Eligibility Criteria

• Ages Eligible for Study: 16 years and older (ADULT, OLDER_ADULT, CHILD)
• Accepts Healthy Volunteers: No
• Genders Eligible for Study: All

• Sampling Method: Non-Probability Sample

Study Population

Patients ≥ 16 years of age with brain tumor related epilepsy secondary to low grade tumor starting with lacosamide as add-on to one or two baseline anti-epileptic drugs.

Description

Inclusion Criteria:

• Patient has never been treated with lacosamide (LCM) prior to this non-interventional study (NIS) or treatment with LCM for the first time started no earlier than 7 days prior to enrollment in this NIS
• The decision by the treating physician to prescribe LCM falls within current standard clinical practice, and the treatment decision is clearly separated from the decision to consider inclusion of the patient in the NIS
• A Patient Data Consent form is signed and dated by the patient and/or by the parent(s) or legal representative
• Patient is a male or female ≥ 16 years of age
• Patient must have a diagnosis of brain tumor-related epilepsy (BTRE) secondary to low-grade glioma (World Health Organization Grade 1 to 2 at time of enrollment)
• Patient has a retrospective Baseline seizure frequency of at least 1 partial-onset seizure in the 8 weeks prior to Visit 1 (enrollment/ Baseline visit)
• Patient does not have a previous diagnosis of epilepsy before tumor onset
• Patient does not have brain metastases
• Patient has a Karnofsky performance status scale index ≥ 60 %
• Patient is currently taking only 1-2 Baseline anti-epileptic drugs (AEDs) for epilepsy, other than LCM
• Patient has received a maximum of 4 different lifetime AEDs ever before entering the NIS

Exclusion Criteria:

• N/A

Study Plan

How is the study designed?

Number of groups / cohorts

1

Cohorts and Interventions

Group / Cohort
BTRE patients; Patients with brain tumor-related epilepsy (BTRE) routinely treated with lacosamide as add on to one or two baseline anti-epileptic drugs.

What is the study measuring?

Primary Outcome Measures

Outcome Measure	Measure Description	Time Frame
Percentage of Patients With Response at the End of the 6-month Observation Period	A responder is a patient experiencing a 50 % or greater reduction in partial onset seizure frequency from Visit 1 (Baseline) to Visit 3 (Month 6 or end of Observation Period)	Visit 1 (Baseline) to Visit 3 (Month 6 or end of Observation Period)
Patient Global Impression of Change (PGIC) Rating at Visit 3	The Patient Global Impression of Change scale is a seven-point scale for patients to rate their general health status at the end of the study compared to how they felt before entering the study.

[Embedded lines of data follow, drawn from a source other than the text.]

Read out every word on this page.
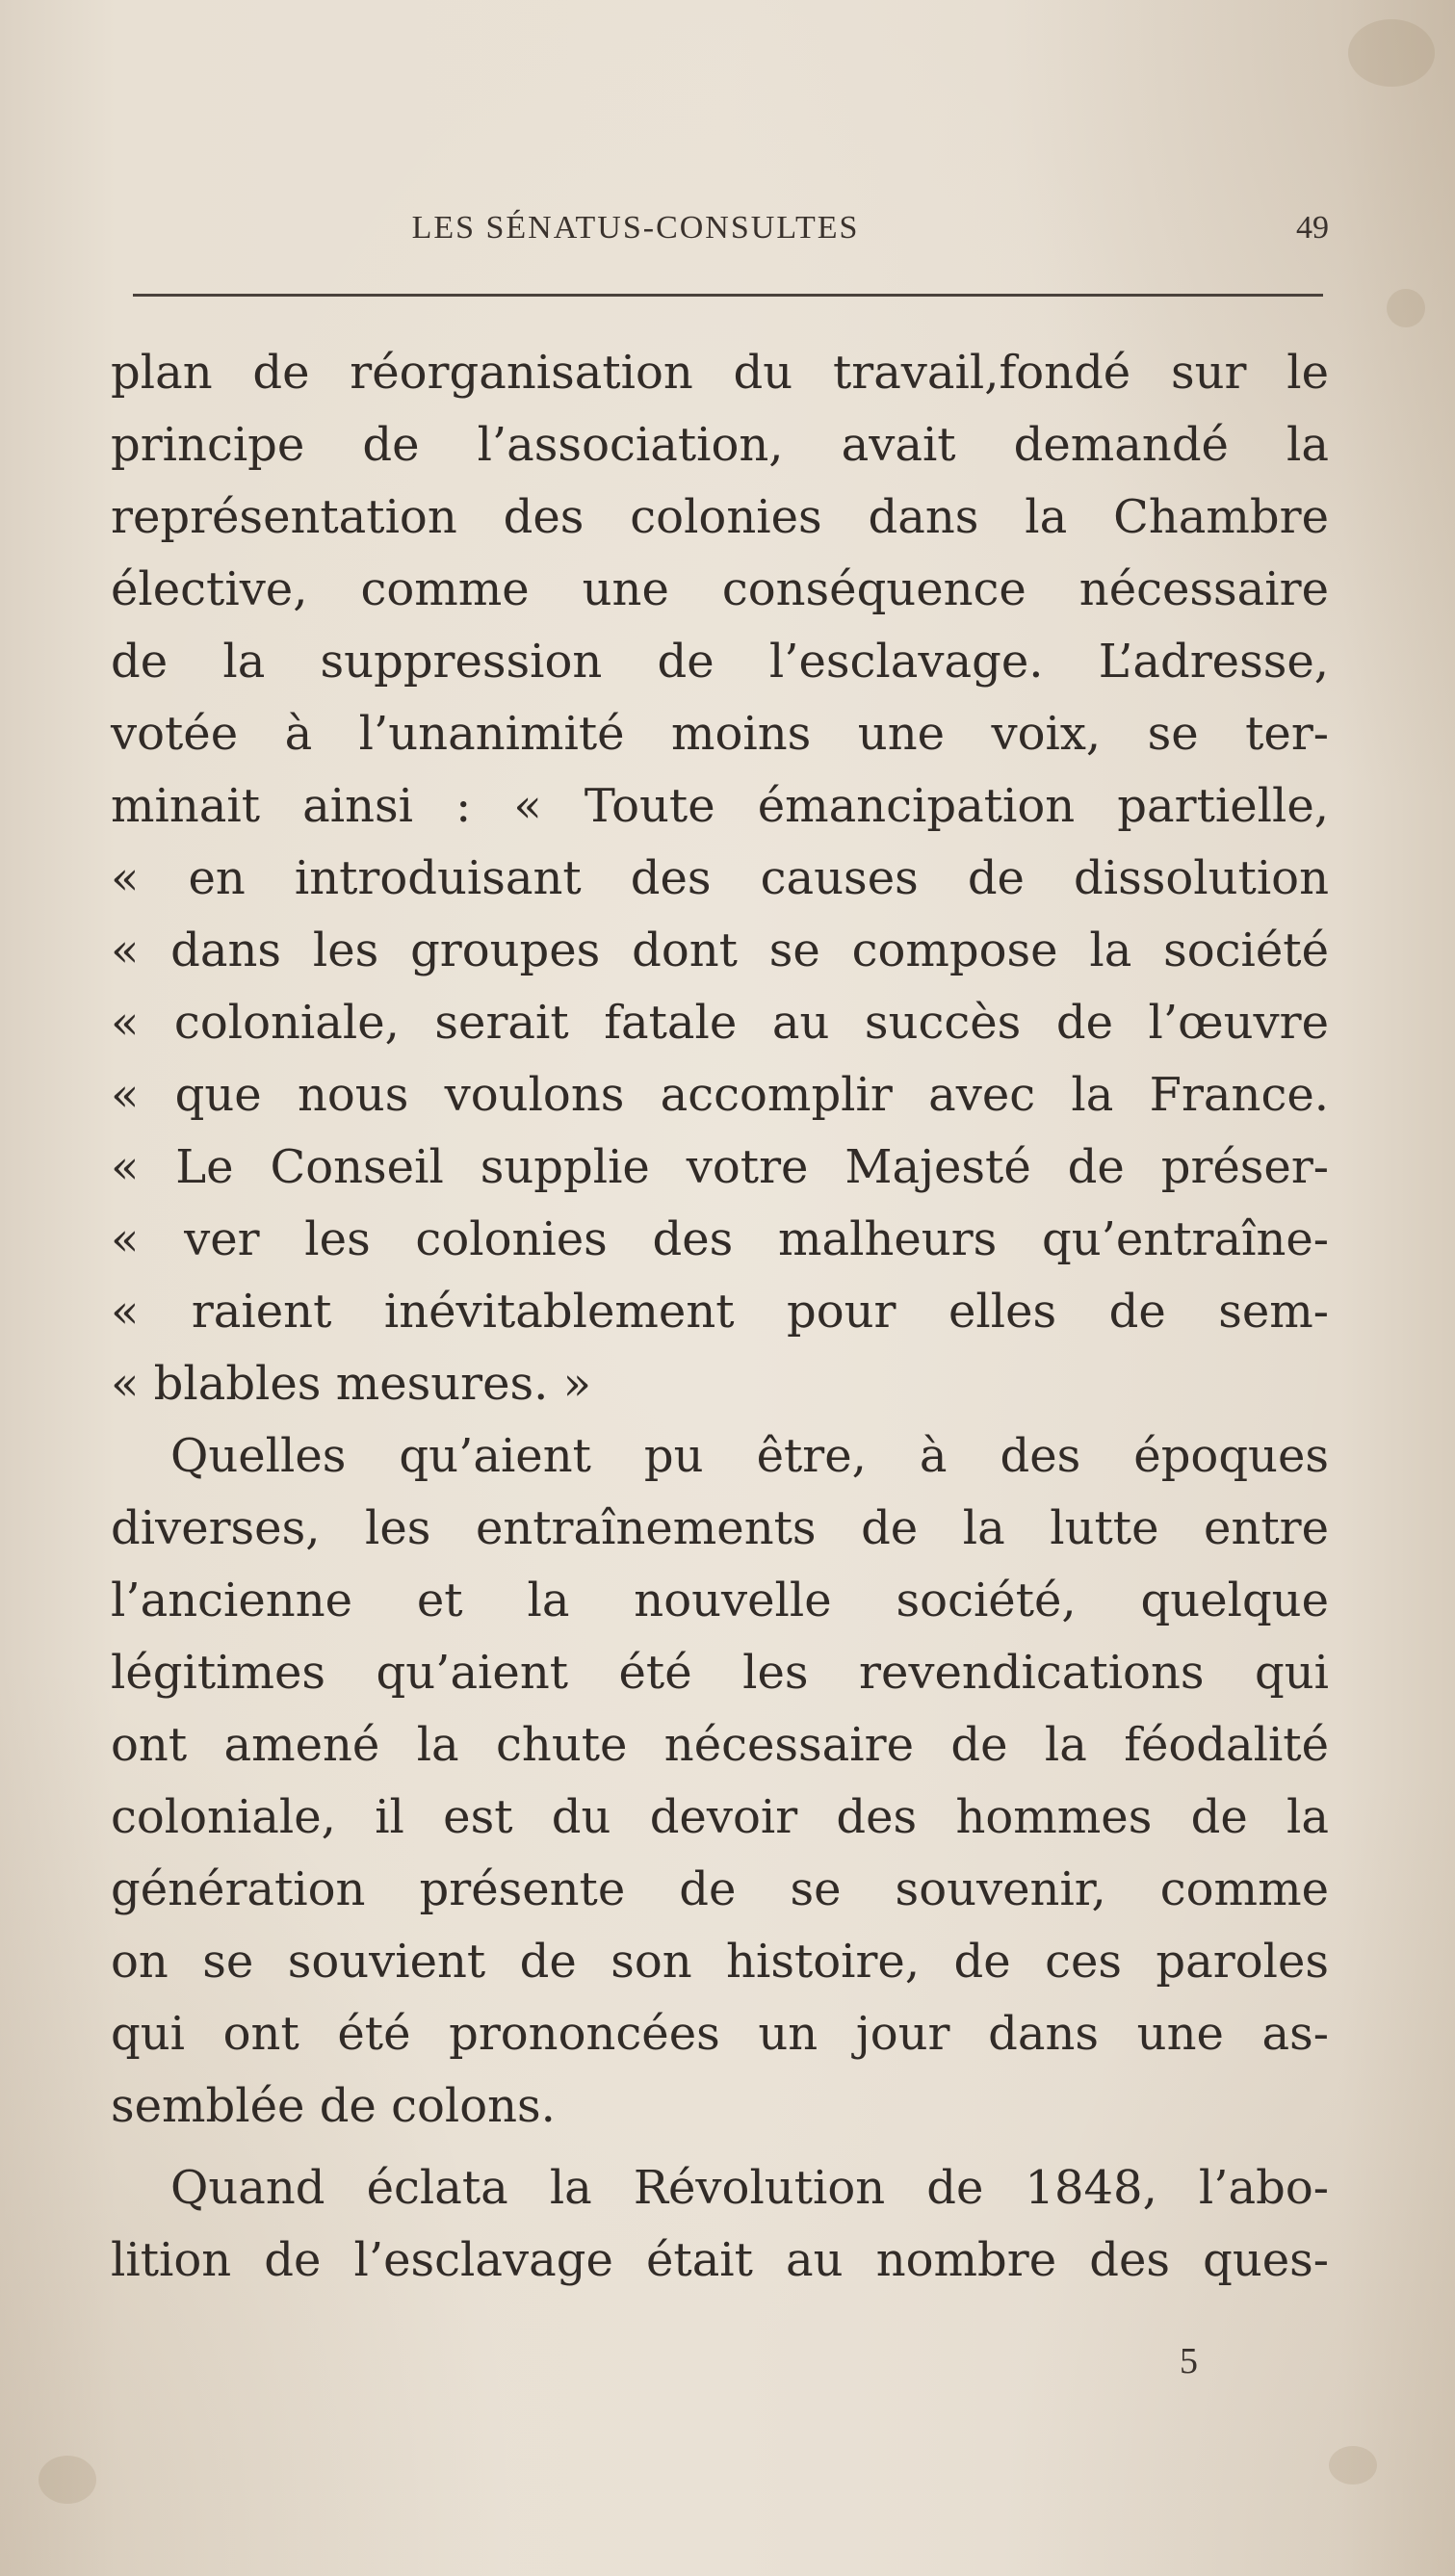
LES SÉNATUS-CONSULTES	49
plan de réorganisation du travail,fondé sur le
principe de l’association, avait demandé la
représentation des colonies dans la Chambre
élective, comme une conséquence nécessaire
de la suppression de l’esclavage. L’adresse,
votée à l’unanimité moins une voix, se ter-
minait ainsi : « Toute émancipation partielle,
« en introduisant des causes de dissolution
« dans les groupes dont se compose la société
« coloniale, serait fatale au succès de l’œuvre
« que nous voulons accomplir avec la France.
« Le Conseil supplie votre Majesté de préser-
« ver les colonies des malheurs qu’entraîne-
« raient inévitablement pour elles de sem-
« blables mesures. »
Quelles qu’aient pu être, à des époques
diverses, les entraînements de la lutte entre
l’ancienne et la nouvelle société, quelque
légitimes qu’aient été les revendications qui
ont amené la chute nécessaire de la féodalité
coloniale, il est du devoir des hommes de la
génération présente de se souvenir, comme
on se souvient de son histoire, de ces paroles
qui ont été prononcées un jour dans une as-
semblée de colons.
Quand éclata la Révolution de 1848, l’abo-
lition de l’esclavage était au nombre des ques-
5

Scores 1 to 3 mean improvement, score 4 means no change, and scores 5 to 7 mean worsening. The category 'Improved' represents the sum of Very Much Improved, Much Improved, and Minimally Improved. The category 'Worsened' represents the sum of Minimally Worse, Much Worse, and Very Much Worse.	Visit 3 (Month 6 or end of Observation Period)

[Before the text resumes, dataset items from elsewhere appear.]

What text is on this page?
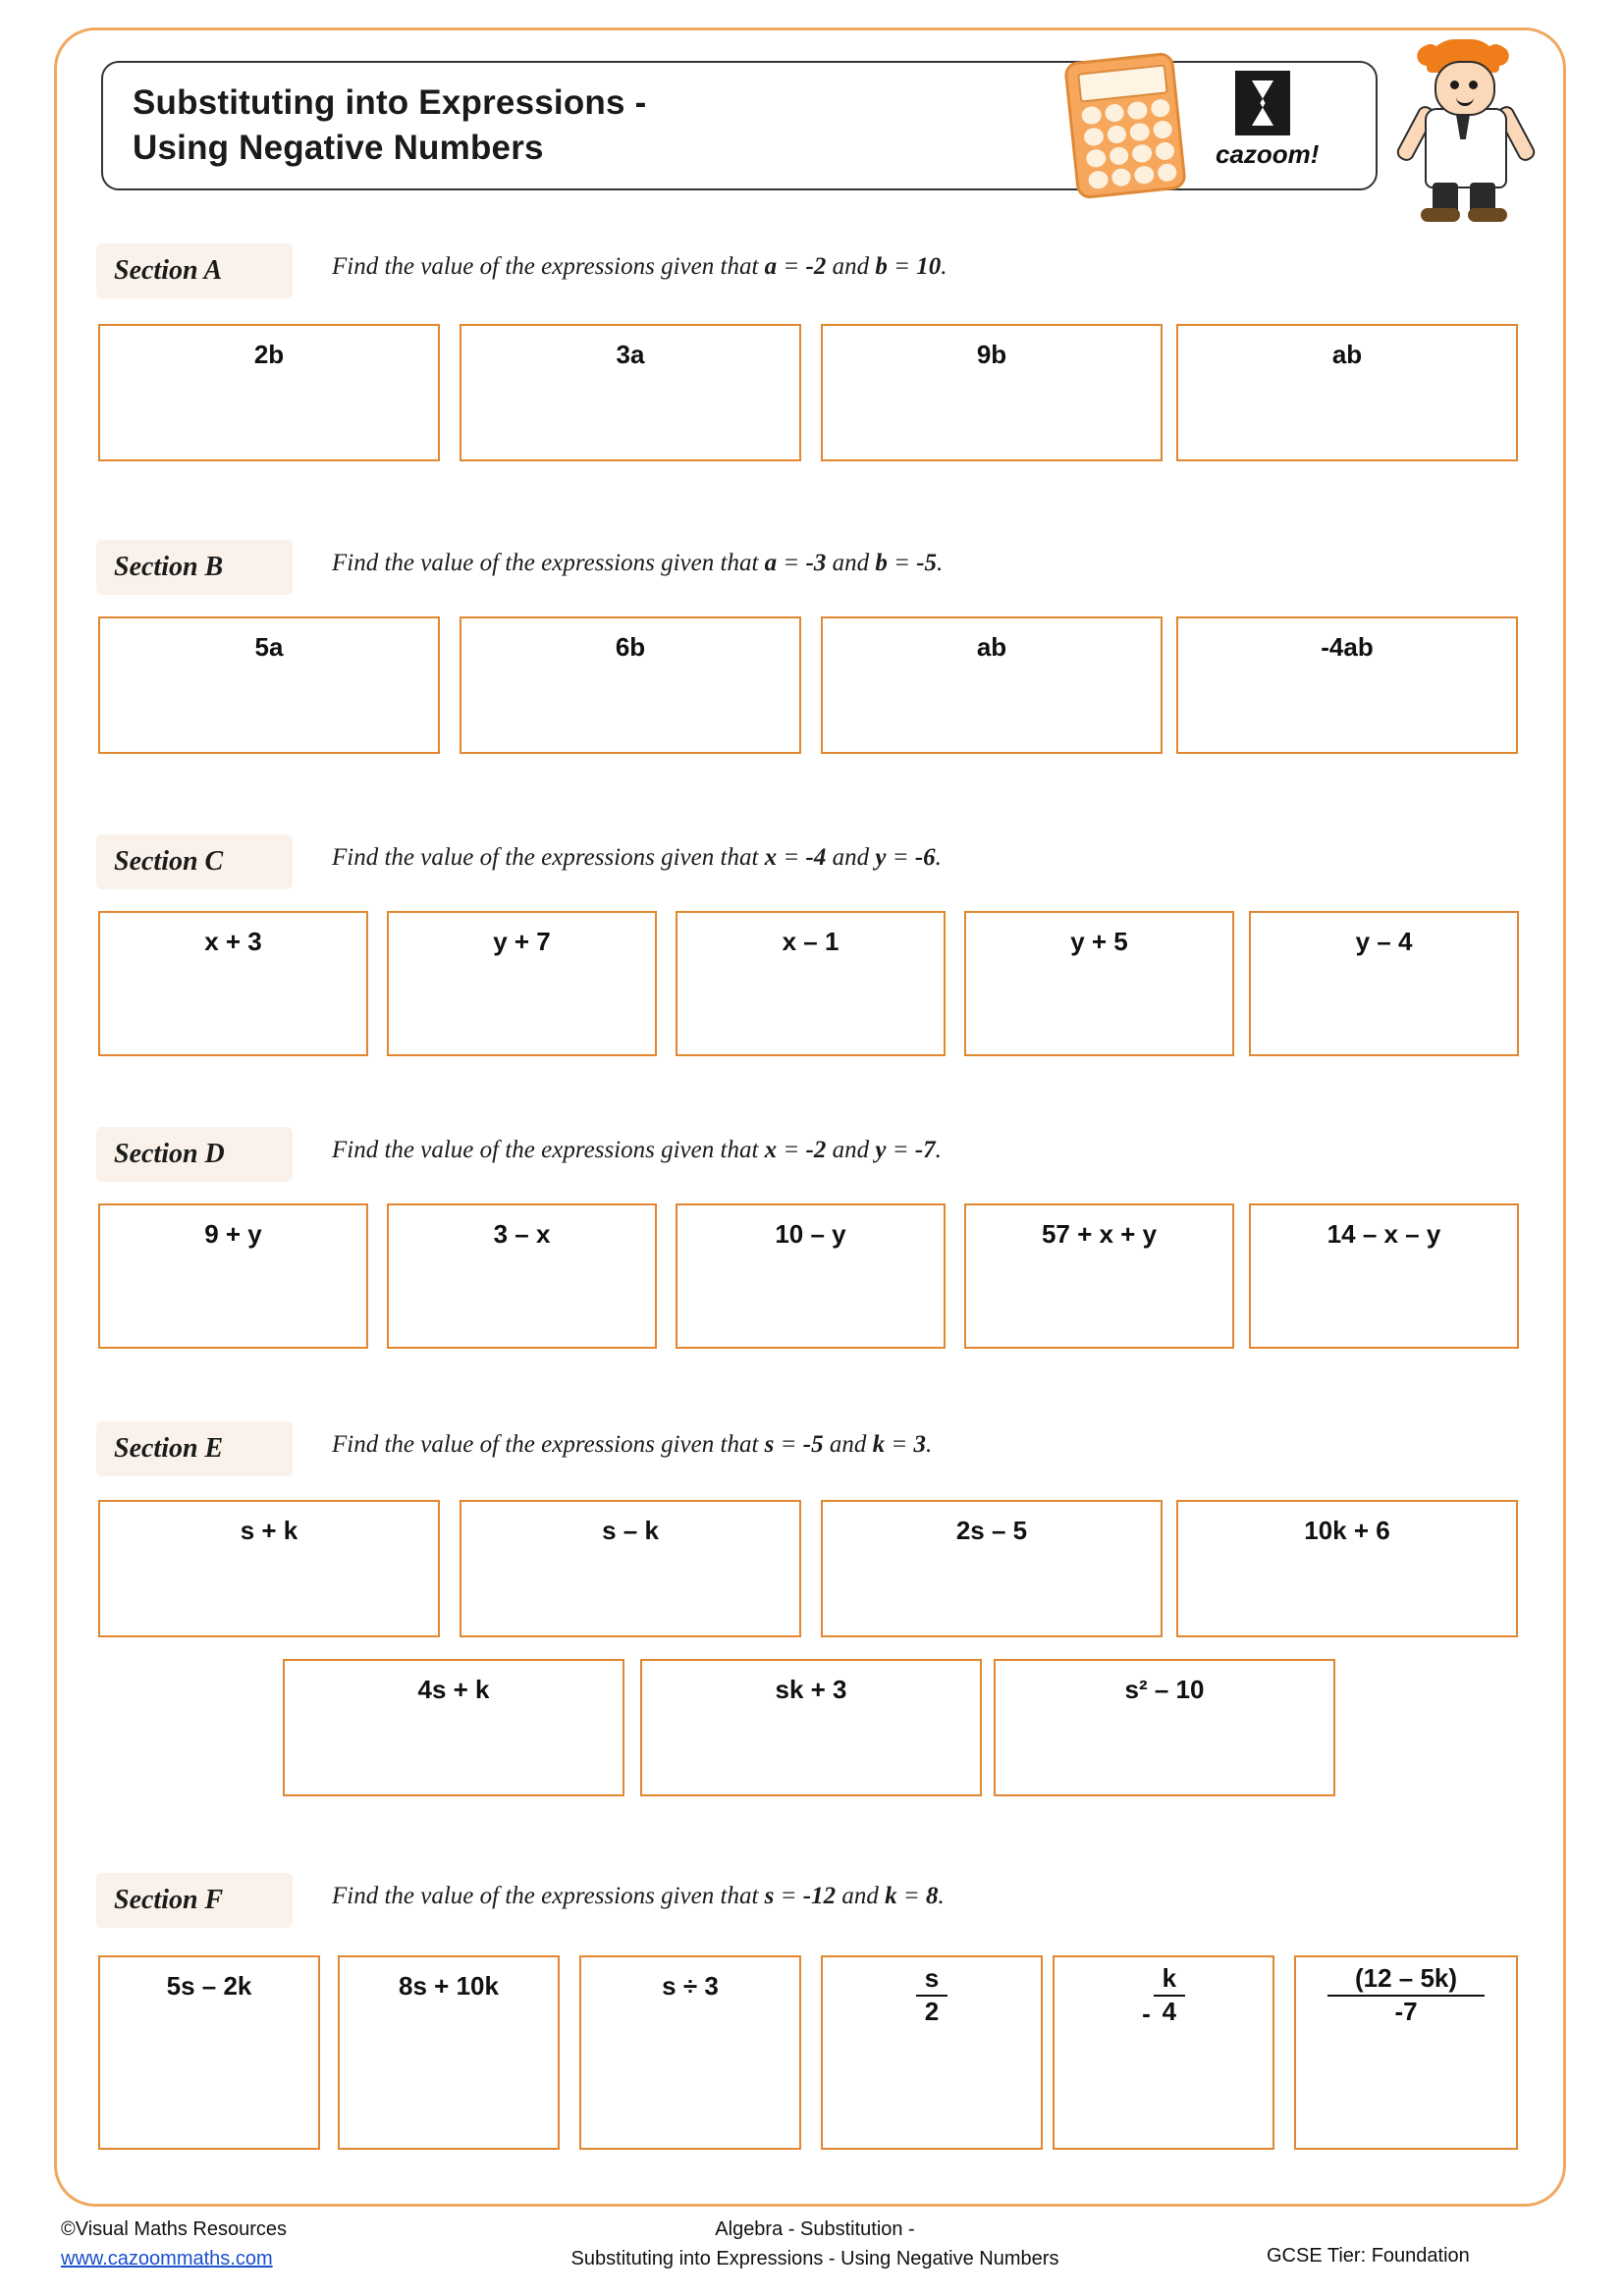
Substituting into Expressions -
Using Negative Numbers	cazoom!
Section A	Find the value of the expressions given that a = -2 and b = 10.
2b	3a	9b	ab
Section B	Find the value of the expressions given that a = -3 and b = -5.
5a	6b	ab	-4ab
Section C	Find the value of the expressions given that x = -4 and y = -6.
x + 3	y + 7	x – 1	y + 5	y – 4
Section D	Find the value of the expressions given that x = -2 and y = -7.
9 + y	3 – x	10 – y	57 + x + y	14 – x – y
Section E	Find the value of the expressions given that s = -5 and k = 3.
s + k	s – k	2s – 5	10k + 6
4s + k	sk + 3	s² – 10
Section F	Find the value of the expressions given that s = -12 and k = 8.
5s – 2k	8s + 10k	s ÷ 3	$\frac{s}{2}$	- $\frac{k}{4}$	$\frac{(12 - 5k)}{-7}$
©Visual Maths Resources
www.cazoommaths.com
Algebra - Substitution -
Substituting into Expressions - Using Negative Numbers	GCSE Tier: Foundation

Secondary Outcome Measures

Outcome Measure	Measure Description	Time Frame
Percentage of Patients With Retention on Lacosamide (LCM) at the End of the 6-month Observation Period	The retention rate was defined as the percentage of patients remaining in the study and on Lacosamide treatment for 6 months (6 month retention rate).	Visit 3 (Month 6 or end of Observation Period)
Time to Discontinuation of Lacosamide (LCM) Treatment From the Date of First Dose of LCM	Time between first dose of LCM to discontinuation of LCM treatment was measured in days.	From first dose to discontinuation, over a 6-month Observation Period
Change From Visit 1 (Baseline) to Visit 3 (Month 6 or End of Observation Period) in the 5 Level EuroQol-5 Dimension Quality of Life Assessment (EQ-5D-5L) Visual Analogue Scale (VAS) Score	EQ-5D-5L: 5 Level EuroQol-5 Dimension Quality of Life Assessment is a patient-completed questionnaire for patients to rate their quality of life status in five questions and a 0 (no pain) - 100 (worst pain) score vertical visual analogue scale. The Change from Baseline is calculated for this endpoint, negative values indicate improvement and positive values indicate worsening.	Visit 1 (Baseline) to Visit 3 (Month 6 or end of Observation Period)
Change From Visit 1 (Baseline) to Visit 3 (Month 6 or End of Observation Period) in the 5 Level EuroQol-5 Dimension Quality of Life Assessment (EQ-5D-5L) Change in Utility as Converted From the 5 Dimensions	EQ-5D-5L: 5 Level EuroQol-5 descriptive system comprises the following five dimensions: mobility, self-care, usual activities, pain/discomfort and anxiety/depression with five response levels for each dimension: no problems, slight problems, moderate problems, severe problems and extreme problems. This 5-dimension health status is converted into a numerical utility value using the UK value set, as per EuroQOL guidelines. The utility score ranges from 0 to 1 (0=worst imaginable health state, 1=best imaginable health state). The Change from Baseline is calculated for this endpoint, negative values indicate worsening and positive values indicate improvement.	Visit 1 (Baseline) to Visit 3 (Month 6 or end of Observation Period)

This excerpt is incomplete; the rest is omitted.